Security
Meta Halts Mercor Partnership After LiteLLM Supply Chain Breach Exposes AI Training Secrets
A March 24 supply chain attack on LiteLLM versions 1.82.7–1.82.8 compromised the $10B AI training platform serving Anthropic, OpenAI, and Meta — potentially exposing proprietary dataset strategies and labeling protocols.
Mercor, the AI training data startup valued at $10 billion that counts Anthropic, OpenAI, and Meta among its customers, confirmed a major security breach on March 24 via a supply chain attack targeting LiteLLM versions 1.82.7 and 1.82.8. Attackers — attributed by initial threat intelligence reports to the Lapsus$ group — compromised Trivy, the open-source container security scanner embedded in LiteLLM’s CI/CD pipeline, to insert malicious code that exfiltrated environment variables and credentials during the build process.
The scope of the breach is substantial.
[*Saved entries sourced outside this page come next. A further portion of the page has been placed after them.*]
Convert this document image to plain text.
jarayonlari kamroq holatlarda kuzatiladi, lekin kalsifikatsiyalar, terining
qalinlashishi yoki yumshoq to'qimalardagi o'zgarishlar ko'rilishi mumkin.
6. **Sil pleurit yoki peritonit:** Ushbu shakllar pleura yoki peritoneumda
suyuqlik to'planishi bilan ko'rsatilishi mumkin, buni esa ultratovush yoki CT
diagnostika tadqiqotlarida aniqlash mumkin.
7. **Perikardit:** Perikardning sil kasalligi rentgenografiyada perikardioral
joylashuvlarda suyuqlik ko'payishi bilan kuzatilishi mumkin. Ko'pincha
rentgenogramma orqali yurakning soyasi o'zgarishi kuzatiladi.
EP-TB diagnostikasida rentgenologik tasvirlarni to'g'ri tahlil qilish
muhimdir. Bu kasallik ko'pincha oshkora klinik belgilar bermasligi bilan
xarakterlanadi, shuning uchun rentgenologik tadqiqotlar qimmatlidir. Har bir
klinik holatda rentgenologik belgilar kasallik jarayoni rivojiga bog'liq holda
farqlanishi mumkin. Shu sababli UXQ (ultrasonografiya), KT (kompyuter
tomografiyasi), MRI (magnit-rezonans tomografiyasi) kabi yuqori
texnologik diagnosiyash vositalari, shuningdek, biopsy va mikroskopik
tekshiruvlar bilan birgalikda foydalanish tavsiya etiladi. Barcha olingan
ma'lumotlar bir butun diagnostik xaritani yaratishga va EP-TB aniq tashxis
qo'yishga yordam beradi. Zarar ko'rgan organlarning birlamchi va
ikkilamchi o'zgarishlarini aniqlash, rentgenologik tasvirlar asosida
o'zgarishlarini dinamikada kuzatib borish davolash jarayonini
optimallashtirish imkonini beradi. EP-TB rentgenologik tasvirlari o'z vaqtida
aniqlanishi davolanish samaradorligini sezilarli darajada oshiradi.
Security researchers estimate that up to 500,000 machines and more than 1,000 SaaS environments may have been affected during the roughly 72-hour window before the compromised package versions were pulled from PyPI. For Mercor specifically, the concern is what data the attackers may have accessed: dataset selection criteria, human labeling protocols, proprietary model evaluation rubrics, and training strategies that represent the intellectual core of what premium AI data vendors sell.
Meta moved quickly, suspending all active Mercor projects within hours of the disclosure becoming public. Meta declined to specify which projects were paused or for how long, saying only that it was conducting “a thorough assessment of potential exposure.” Neither Anthropic nor OpenAI had issued public statements as of publication time, though both confirmed they use Mercor services.
The incident arrives at an uncomfortable moment for the broader AI supply chain conversation. LiteLLM is one of the most widely deployed LLM proxy and routing libraries in production — used to unify API calls across providers — meaning the blast radius of a compromised version extends well beyond any single customer. Security experts are now urging organizations to rotate credentials, audit CI/CD pipeline dependencies, and pin package versions with verified checksums.